PSI Blog 20191016 Many-worlds
nonsense of Quantum Mechanics
Regressive
physicists and cosmogonists are slowly coming to their senses (or not). This
just in from Nature: a skeptical review by Robert P. Crease of the latest apologetics
for QM (Something Deeply Hidden: Quantum Worlds
and the Emergence of Spacetime) by Sean
Carroll:
This quote from
the article sums it up:
“Six decades on, the theory is one of the most bizarre yet
fully logical ideas in human history, growing directly out of the fundamental
principles of quantum mechanics without introducing extraneous elements.”
In other words, GIGO (garbage-in-garbage-out).
“Nevertheless, non-scientists might have
lingering problems with Carroll’s breezy, largely unexamined ideas about
“reality”. Like many physicists, he assumes that reality is whatever a
scientific theory says it is.

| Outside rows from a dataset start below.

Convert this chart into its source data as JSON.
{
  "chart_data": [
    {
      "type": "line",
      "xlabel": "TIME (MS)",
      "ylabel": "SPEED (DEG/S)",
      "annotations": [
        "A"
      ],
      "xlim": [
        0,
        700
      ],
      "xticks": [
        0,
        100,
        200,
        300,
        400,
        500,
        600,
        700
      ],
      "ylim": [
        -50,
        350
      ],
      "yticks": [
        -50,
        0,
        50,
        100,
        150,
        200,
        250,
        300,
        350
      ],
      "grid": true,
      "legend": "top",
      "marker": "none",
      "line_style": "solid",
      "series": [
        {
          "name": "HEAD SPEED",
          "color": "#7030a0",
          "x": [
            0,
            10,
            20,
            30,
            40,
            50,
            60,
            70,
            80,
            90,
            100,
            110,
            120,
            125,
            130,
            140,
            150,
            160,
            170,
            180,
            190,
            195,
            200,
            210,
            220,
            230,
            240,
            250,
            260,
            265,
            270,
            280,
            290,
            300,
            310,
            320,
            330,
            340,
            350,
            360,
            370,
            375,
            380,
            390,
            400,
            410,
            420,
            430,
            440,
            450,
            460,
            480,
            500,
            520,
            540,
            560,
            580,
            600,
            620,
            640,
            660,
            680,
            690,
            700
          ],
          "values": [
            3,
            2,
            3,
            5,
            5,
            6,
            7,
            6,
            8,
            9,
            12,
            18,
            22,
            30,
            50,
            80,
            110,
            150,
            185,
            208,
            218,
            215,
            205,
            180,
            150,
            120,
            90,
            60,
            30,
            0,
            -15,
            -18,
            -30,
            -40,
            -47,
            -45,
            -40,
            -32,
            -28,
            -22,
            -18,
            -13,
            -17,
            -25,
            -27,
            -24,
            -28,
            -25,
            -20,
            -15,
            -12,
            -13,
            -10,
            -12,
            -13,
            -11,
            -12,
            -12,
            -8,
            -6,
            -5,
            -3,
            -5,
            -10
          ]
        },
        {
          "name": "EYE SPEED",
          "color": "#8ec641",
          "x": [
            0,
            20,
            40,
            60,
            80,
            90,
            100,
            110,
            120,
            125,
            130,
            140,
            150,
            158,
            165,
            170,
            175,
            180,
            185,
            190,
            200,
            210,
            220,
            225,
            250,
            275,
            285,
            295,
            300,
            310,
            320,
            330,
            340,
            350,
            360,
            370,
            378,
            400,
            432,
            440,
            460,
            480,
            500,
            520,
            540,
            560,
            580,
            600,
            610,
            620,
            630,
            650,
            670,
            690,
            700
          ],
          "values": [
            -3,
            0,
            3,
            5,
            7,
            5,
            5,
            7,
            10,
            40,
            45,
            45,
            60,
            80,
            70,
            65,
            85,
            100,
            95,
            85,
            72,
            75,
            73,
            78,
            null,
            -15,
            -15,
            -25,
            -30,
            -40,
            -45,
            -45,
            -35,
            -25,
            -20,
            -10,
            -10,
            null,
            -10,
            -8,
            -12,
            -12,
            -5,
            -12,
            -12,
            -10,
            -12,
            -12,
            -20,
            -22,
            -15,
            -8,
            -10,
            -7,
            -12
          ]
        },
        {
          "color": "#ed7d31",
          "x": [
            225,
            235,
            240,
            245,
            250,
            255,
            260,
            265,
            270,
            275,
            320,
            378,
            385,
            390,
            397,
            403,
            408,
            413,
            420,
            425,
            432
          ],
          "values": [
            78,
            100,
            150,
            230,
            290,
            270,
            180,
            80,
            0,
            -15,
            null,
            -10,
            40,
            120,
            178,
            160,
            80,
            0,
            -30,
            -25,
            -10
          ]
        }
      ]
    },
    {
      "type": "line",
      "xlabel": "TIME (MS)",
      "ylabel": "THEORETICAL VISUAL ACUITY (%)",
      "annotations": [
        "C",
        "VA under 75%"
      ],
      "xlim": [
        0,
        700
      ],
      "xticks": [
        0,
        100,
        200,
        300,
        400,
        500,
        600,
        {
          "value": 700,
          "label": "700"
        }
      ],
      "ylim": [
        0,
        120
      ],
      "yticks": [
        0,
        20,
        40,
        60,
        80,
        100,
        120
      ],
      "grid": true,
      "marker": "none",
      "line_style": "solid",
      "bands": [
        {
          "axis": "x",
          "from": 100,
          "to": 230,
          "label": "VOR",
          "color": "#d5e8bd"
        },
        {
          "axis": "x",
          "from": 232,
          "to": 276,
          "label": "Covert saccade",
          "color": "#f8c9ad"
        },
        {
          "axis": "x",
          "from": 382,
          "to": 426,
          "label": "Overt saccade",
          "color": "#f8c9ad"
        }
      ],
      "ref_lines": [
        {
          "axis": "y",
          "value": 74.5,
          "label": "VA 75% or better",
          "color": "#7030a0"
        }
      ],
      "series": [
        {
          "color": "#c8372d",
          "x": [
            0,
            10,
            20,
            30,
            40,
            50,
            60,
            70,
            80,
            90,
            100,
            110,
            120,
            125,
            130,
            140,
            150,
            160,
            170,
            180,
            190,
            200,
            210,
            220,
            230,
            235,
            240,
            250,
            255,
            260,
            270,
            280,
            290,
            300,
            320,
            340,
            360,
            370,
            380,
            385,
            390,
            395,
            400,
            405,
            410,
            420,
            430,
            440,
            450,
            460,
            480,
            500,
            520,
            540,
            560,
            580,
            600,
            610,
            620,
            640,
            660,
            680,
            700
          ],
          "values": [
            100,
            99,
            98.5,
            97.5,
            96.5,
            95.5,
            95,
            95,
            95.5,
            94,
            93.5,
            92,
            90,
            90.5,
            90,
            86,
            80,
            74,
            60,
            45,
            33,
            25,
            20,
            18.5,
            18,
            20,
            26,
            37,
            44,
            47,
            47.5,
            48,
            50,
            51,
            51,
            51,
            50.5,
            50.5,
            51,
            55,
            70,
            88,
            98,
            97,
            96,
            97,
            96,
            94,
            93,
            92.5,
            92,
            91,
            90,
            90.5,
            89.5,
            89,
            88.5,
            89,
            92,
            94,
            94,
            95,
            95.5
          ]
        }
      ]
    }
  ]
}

But what gives physicists a lock on this concept,
and the right to say that the rest of us (not to mention, say, those in extreme
situations such as refugees, soldiers and people who are terminally ill) are
living through a less fundamental reality?”
I like the reviewer’s last sentence: “What a
wacky idea.”
2 comments:
Think about it!
IF you subscribe to the idea that the Universe is infinite in all ways (space, time, and mechanics) then MW theory makes sense.
G
Nope. This is the MW theory according to Stanford: "The Many-Worlds Interpretation (MWI) of quantum mechanics holds that there are many worlds which exist in parallel at the same space and time as our own. The existence of the other worlds makes it possible to remove randomness and action at a distance from quantum theory and thus from all physics".
It is just a silly ad hoc to save QM (Egads, "same space and time as our own"). Also, it has been used for the "parallel universes" attempt to explain the Infinite Universe as a series of Big Bangs.